Last night I went with my daughter to see The Secret World of Arrietty, a Studio Ghibly film based on The Borrowers by Mary Norton. I adored these books when I was a kid. After seeing the movie, I remember why they were so captivating. Who doesn’t want to dream about little tiny people who genuinely could use the dollhouse furnishings? It made so much sense to me. Of course that’s where the stray buttons and spools of thread went when we couldn’t find them. They were borrowed by the little people. And yet, wouldn’t it be a life of adventure, too? All this needing to hide from the big people, encountering insects nearly your size and the borrowing itself, which requires a borrower to combine the hardiness of a mountaineer with the cunning of a spy.

I remember spending hours trying to create my own little borrower homes with items from around the house. Um, sorry Mom, that is where the missing buttons and thread spools went. I bent paper clips and stuck them through an upended cardboard bank check box to try to simulate a closet. It didn’t look great, but I give myself and A for effort.

It was a true joy watching this movie as an adult. As with all Studio Ghibli productions, the animation was outstanding. If ever a movie called for attention to detail, it’s this one. The fields of wild flowers, in particular, caught my eye. I could pick out individual types of flowers – black-eyed susans and bachelor’s buttons.

Though differing from the book in some regards, the movie was faithful to the basic story and the spirit of the original. My only quibble is with the character of the borrower named Homily, who is Arrietty’s mother. I thought the movie made her too panicky and fretful. If I remember correctly (and I do, because I looked it up), in the book it was Homily who sent Arrietty out borrowing. She wasn’t a mom who stayed home and fainted over things.

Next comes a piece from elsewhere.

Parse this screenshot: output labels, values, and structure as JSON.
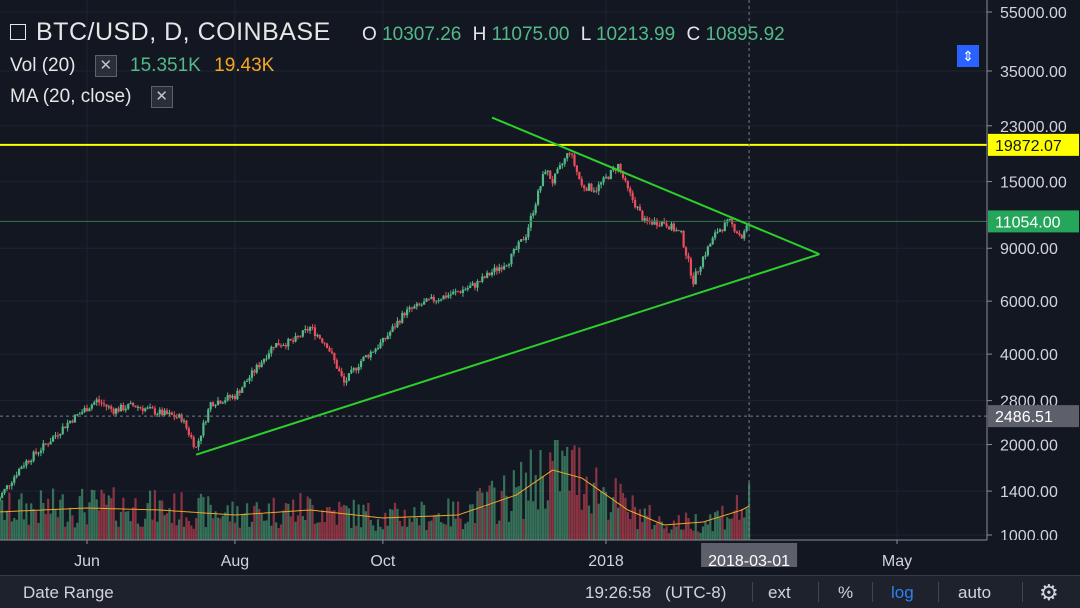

Still, I love that the movie, like the books, doesn’t go for the cheap, easy, saccharine ending. It keeps the complexities of the relationships between borrowers and human beans.

My recommendation:  see the movie and read the books. I’m going to re-read them myself.

Favorite Romances

I don’t read genre romances. I’m not knocking them; only saying they’re not my thing. But I am a sucker for a love story, happy or tragic or confused, as long as it’s well done. Sometimes the relationship is the story, and sometimes it’s only part of the bigger picture.  Off the top of my head, here’s a list of books with my favorite romances. These are in no particular order.

The Night Circus by Erin Morgenstern. This is a tale of two magicians, a girl and boy, bound into a rivalry as children. The venue of their lifelong duel is a magical, mysterious circus.

The Great Gatsby by F. Scott Fitzgerald. Oh Gatsby – you let Daisy consume you too much.

The No. 1 Ladies Detective Agency by Alexander McCall Smith. This series has two relationships I adore. Precious Ramotswe and JLB Matakoni is the first. Grace Makutsi and Phuti Radiphuti. They’re so real and sweet and awkward.

Second Nature by Alice Hoffman.  Nearly feral love with a semi-werewolf.

Emma by Jane Austen.  The intrepid match-maker who can’t see her own life clearly. For those who have never read Jane Austen and think she’s stuffy, you couldn’t be more wrong. This book is downright funny. Also touching.

Patchwork Planet by Anne Tyler. Flawed and wonderful characters who stumble through wrong relationships on their way to each other.